Begint eer ge bezint

Nee, het is geen schrijffout hierboven. Het is de bedoeling. Begint eer ge bezint. We zijn gewend om te zeggen: bezint eer ge begint. Eerst denken, dan doen. Eerst je gedachten ordenen of de situatie analyseren, zodat je vervolgens beter je werk kunt doen. ‘Denken’ heeft voorrang boven ‘doen’. Maar andersom kan ook. Soms is het beter om te beginnen en te doen, dan volgen bezinnen, denken en ook voelen ‘vanzelf’… Drie voorbeelden.

Het eerste komt van psycholoog Annette Heffels. We denken dat het gevoel ‘liefde’ er altijd moet zijn en dat het liefhebben dan wel vanzelf gaat. In werkelijkheid werkt het vaak andersom. Liefhebben is doen en liefde voelen is een gevolg van liefhebben.
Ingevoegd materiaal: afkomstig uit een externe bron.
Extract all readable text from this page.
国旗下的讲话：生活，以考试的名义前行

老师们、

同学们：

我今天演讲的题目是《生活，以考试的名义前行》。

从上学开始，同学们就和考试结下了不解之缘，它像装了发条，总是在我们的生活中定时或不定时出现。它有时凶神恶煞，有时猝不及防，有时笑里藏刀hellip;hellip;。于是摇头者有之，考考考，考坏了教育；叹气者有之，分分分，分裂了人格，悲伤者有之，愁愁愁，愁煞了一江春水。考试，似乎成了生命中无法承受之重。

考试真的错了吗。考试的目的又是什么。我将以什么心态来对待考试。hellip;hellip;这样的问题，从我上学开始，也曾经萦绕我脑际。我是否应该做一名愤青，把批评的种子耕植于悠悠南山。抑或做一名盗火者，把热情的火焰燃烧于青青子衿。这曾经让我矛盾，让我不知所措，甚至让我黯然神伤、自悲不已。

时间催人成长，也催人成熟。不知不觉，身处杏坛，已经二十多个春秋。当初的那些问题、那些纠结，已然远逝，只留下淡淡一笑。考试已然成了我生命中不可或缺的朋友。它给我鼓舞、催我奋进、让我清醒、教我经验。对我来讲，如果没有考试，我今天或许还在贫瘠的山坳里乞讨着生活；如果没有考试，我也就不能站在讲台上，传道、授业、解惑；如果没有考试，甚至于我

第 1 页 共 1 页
Heffels vertelt het verhaal van een man die hulp zoekt bij een therapeut omdat hij niet meer van zijn vrouw houdt. ‘Hou van haar’, zegt de therapeut telkens. ‘Ja maar’, zegt de man, ‘hoe kan ik van haar houden als ik niet meer van haar hou?’. De eye-opener is: juist als het gevoel er niet meer is, dan is dat een goede reden om (opnieuw) van haar te houden, om liefde te ‘doen’! Je liefdevol gedragen, aanraken, strelen, lieve dingen voor haar doen, zeggen wat je leuk aan haar vindt, haar mee uit eten nemen, enz. Wacht niet tot je ooit weer eens liefde voelt, maar doe alvast iets. Een mens kan er niet voor kiezen om opeens anders te voelen, maar wél om zich anders te gedragen. Dan volgen de gevoelens vaak ook wel. Mensen schelden niet alleen omdat ze boosheid voelen, ze worden ook al scheldend boos. Zo ben je niet enkel lief voor iemand omdat je van haar houdt, maar ga je van haar houden omdat je lief voor haar bent.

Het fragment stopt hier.